Эанке, как всегда, была одета по древнему обычаю. Длинные черные косы перевиты жемчужными нитями, голову украшает изысканная диадема, к которой крепится тончайшая вуаль, а платье цвета закатного неба стянуто золотым пояском. Длинные ресницы Эанке неодобрительно дрогнули при виде простой зеленой туники отца. Разумеется, она ничего не сказала – почтительная дочь не смеет делать замечания родителю, но Астен не сомневался – завтра же к нему явится с визитом Нанниэль и своим нежным музыкальным голосом ору, а то и две, будет перечислять его прегрешения, среди которых будет и сегодняшний костюм. Он же, как всегда, будет покорно выслушивать весь этот бред неудовлетворенной жизнью женщины.
Для себя Астен давным-давно понял, что поведение Эанке и ее матушки объясняется одним. Незаурядная красота обеих вкупе с высоким положением в клане, властными характерами, обилием свободного времени и старинными эльфийскими предрассудками заставляли их тосковать по прежнему величию расы.
Обе жаждали придворных интриг, поклонения, турниров в свою честь, внимания принцев и королей сопредельных держав, а вместо этого были обречены прозябать в Убежище среди горстки соплеменников, которых знали вдоль и поперек и которые в большинстве своем примирились с порядком вещей.

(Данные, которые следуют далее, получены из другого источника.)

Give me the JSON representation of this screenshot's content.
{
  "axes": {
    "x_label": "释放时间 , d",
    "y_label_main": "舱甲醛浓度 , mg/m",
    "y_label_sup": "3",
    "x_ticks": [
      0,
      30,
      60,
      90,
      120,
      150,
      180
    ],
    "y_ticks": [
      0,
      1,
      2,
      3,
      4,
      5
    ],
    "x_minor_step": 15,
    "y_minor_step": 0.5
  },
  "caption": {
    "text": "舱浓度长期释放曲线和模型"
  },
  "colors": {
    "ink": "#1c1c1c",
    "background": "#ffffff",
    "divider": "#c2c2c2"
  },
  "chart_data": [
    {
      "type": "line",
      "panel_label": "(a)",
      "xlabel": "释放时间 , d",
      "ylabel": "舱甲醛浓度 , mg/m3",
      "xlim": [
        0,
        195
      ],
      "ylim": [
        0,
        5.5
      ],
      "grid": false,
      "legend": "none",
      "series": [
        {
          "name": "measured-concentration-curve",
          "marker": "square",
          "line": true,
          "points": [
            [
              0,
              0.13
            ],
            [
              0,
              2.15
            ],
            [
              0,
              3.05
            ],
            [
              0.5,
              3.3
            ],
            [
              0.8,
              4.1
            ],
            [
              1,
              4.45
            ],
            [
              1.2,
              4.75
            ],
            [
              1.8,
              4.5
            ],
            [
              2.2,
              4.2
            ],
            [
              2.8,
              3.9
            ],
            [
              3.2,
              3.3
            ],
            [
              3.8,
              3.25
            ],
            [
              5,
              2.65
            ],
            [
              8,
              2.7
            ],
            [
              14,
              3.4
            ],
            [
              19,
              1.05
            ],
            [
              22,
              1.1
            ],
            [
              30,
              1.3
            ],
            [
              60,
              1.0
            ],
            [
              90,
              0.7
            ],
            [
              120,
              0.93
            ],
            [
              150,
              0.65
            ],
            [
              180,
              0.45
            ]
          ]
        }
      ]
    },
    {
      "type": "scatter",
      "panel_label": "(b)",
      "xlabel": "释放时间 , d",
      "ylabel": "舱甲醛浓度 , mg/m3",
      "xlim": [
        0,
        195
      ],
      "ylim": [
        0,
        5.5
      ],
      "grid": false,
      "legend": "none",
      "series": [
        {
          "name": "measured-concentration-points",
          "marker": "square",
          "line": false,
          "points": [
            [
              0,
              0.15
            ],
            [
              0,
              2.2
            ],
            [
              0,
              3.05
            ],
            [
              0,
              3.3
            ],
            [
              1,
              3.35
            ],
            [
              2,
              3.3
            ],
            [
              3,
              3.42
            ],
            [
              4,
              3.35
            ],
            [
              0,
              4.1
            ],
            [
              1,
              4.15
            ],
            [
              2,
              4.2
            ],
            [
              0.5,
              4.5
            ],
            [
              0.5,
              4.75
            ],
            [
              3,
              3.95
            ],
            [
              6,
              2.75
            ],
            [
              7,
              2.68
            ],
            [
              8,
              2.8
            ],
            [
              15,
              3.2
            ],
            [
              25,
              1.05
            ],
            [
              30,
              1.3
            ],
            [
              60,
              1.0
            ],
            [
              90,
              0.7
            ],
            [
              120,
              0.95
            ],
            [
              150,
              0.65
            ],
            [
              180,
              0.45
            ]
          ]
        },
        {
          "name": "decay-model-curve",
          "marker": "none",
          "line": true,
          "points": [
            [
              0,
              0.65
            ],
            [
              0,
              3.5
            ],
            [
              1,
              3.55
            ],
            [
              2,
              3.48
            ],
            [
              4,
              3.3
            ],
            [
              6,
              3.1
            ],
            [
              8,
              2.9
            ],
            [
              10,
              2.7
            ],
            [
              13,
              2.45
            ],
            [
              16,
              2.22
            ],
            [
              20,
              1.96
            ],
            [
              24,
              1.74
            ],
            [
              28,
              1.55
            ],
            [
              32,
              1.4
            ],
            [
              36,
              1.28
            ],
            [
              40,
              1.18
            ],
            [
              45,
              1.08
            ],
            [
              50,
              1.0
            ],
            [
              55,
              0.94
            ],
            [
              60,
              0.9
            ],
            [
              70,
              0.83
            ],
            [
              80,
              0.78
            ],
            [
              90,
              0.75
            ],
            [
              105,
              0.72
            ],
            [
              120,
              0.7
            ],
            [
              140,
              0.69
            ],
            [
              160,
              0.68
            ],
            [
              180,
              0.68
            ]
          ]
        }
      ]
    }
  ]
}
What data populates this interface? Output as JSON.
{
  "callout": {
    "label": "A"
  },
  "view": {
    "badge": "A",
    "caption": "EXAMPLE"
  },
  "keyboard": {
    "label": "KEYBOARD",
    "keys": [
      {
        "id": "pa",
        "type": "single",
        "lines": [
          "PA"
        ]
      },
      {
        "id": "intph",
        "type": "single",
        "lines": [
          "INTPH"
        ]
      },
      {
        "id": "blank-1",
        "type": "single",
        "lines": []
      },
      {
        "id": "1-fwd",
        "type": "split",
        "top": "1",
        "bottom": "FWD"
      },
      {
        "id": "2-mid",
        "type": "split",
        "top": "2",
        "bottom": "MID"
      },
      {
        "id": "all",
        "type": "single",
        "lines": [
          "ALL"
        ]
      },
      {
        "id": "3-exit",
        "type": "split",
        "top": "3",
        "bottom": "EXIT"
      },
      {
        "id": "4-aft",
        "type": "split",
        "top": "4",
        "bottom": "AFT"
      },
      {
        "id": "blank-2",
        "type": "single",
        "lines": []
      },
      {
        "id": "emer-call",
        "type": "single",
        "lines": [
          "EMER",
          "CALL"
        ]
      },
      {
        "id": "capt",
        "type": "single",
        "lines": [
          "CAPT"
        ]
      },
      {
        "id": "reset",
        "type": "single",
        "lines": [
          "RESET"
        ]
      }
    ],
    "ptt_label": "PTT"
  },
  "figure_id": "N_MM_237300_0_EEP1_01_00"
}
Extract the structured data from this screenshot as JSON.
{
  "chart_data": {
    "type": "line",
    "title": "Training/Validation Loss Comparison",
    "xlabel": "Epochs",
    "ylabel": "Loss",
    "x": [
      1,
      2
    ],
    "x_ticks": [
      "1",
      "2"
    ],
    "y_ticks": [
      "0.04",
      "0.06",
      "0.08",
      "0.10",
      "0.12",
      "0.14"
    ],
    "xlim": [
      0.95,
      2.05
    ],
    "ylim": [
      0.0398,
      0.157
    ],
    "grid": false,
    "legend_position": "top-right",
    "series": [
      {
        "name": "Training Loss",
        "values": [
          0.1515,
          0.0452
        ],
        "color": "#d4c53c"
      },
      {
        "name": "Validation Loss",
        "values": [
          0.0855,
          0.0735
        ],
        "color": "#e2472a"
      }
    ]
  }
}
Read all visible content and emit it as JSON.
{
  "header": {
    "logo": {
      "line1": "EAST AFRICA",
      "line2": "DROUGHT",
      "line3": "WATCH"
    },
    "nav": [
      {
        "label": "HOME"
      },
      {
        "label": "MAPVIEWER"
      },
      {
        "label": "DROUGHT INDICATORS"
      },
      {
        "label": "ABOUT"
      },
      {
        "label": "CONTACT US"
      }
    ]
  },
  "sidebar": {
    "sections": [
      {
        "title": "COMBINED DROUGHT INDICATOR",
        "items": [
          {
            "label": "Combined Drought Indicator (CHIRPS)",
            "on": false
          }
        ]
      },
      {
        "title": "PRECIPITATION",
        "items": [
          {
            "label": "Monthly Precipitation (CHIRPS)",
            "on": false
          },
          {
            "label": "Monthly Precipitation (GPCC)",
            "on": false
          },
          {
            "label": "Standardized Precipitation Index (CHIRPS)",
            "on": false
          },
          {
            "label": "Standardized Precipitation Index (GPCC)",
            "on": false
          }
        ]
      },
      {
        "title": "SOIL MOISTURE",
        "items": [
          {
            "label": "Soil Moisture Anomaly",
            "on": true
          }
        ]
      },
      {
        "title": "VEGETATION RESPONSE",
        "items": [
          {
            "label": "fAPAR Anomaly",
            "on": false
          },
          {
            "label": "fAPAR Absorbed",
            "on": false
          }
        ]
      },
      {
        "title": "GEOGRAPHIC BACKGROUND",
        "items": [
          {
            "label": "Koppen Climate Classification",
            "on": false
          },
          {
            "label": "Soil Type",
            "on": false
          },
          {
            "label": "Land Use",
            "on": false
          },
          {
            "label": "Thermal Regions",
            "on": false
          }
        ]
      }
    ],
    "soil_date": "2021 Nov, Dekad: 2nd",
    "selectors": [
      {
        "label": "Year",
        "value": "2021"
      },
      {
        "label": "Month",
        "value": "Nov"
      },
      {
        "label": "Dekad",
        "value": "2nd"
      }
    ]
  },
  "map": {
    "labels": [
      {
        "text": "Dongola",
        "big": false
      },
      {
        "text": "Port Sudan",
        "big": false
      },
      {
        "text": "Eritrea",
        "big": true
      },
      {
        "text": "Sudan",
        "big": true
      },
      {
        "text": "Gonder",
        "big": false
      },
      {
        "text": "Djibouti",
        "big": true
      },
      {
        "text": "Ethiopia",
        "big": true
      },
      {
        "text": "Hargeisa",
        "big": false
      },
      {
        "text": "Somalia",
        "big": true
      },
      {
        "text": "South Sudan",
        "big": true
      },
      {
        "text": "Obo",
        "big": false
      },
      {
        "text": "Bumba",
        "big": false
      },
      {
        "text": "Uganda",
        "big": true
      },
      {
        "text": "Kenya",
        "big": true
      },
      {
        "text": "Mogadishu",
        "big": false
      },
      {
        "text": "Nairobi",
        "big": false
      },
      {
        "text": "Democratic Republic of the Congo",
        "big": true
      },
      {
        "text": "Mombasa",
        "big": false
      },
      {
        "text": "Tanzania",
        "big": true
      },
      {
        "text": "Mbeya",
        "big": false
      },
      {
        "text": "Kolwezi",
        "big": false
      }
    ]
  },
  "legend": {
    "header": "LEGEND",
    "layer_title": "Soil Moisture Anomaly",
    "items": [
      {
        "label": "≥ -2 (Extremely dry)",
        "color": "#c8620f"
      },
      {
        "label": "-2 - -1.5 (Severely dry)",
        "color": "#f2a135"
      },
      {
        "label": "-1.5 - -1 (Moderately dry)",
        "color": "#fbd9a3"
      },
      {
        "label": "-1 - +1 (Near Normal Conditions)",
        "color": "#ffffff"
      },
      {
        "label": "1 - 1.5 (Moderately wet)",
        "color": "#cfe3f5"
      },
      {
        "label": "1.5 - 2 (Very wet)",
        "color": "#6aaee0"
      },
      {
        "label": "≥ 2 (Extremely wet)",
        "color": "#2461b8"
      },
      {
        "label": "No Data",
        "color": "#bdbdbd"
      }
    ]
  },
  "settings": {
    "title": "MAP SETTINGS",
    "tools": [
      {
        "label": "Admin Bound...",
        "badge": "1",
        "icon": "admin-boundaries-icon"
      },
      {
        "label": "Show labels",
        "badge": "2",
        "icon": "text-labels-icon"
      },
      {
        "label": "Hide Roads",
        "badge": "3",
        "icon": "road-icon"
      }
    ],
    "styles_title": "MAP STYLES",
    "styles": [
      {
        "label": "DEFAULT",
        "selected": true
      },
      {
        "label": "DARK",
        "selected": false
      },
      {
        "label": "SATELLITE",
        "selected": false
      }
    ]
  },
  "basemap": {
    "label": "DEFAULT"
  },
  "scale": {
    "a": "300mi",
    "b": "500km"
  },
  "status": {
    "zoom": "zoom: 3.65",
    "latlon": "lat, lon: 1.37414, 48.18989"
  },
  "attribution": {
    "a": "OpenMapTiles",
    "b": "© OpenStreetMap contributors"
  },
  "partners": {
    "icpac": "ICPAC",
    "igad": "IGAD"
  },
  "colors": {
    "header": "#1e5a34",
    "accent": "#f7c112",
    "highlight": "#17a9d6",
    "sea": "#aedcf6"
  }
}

Временами неудовлетворенность Эанке выплескивалась в диких истериках, благодаря которым она лишилась даже того общества, которое могла бы иметь. Отец ее жалел, когда долго не видел, но к концу встречи обычно готов был либо убить своими руками, либо, зажав уши, бежать куда глаза глядят. В глубине души он был уверен, что Эанке платит ему той же монетой.
Астен не ошибся. Он просто недооценивал ситуацию. Дочь его ненавидела. Ненавидела она и мать за то, что та не смогла обеспечить ей положения, к которому она стремилась. Но Нанниэль была единственной союзницей, и Эанке не выказывала своих истинных чувств. Отец же был одним из главных виновников незадавшейся жизни.
Вместо того чтобы искать дорогу, по которой ушли Перворожденные, и молить далеких богов о прощении и принятии Заблудившихся в свое лоно, Астен и его старший брат Эмзар Снежное Крыло пытались привязать их к этому миру. Более того, на острове появились люди. Люди, которые были лишь пылью в сравнении с эльфами. Еще немного, и они получат в Убежище равные права с детьми Звезд! Если так пойдет и дальше, Эанке никогда не сможет получить то, чего она жаждет.
Она не раз хотела поговорить с отцом начистоту и поставить его перед выбором. Или он ищет Дорогу, или она объявляет ему войну. Решение созрело давно, но слова почему-то не произносились. Вот и сегодня, глядя в лучистые холодные глаза Астена, Эанке смутилась и ничего не сказала. А он ни о чем не спросил.
ЧАСТЬ ВТОРАЯ БОЛЬШАЯ ЖАРА
И тополя уходят -
Но след их озерный светел
И тополя уходят, но нам оставляют ветер.
Глава 12
Роман въехал и Кантиску утром. Малахитовые ворота распахнули свои створки две оры назад, пропуская паломников и крестьян со снедью, стремящихся в город ни свет ни заря. Первый поток уже схлынул, а путешественники побогаче и серьезные степенные купцы, в это время только-только позавтракав, расплачивались с трактирщиками на окрестных постоялых дворах. Эльф подгадал таким образом, чтоб не продираться через толпу теток с корзинами, в которых сидели гуси, ободранных пилигримов и грустных осликов, принадлежащих молочникам и зеленщикам. Не хотел он сталкиваться и с аристократами, многие из которых хорошо знали Романа Ясного и наверняка стали бы навязывать ему свое общество
Врать без необходимости бард не любил и считал занятием хлопотным и весьма опасным, а потому по возможности избегал ненужных встреч. Пока ему везло – ни в дороге, ни у городской черты к нему никто не привязался. Путь от Таяны до Кантиски Топаз покрыл за двадцать четыре дня, и, если б не тревога об оставленных друзьях, эльф был бы вполне доволен жизнью. Копыта звонко цокали по чистой мостовой – Святой город содержался в образцовом порядке, ибо, как наверняка заметил бы Жан-Флорентин, окажись он рядом, ничто так не роняет Бога в глазах верующих, как грязь и убожество служителей Его.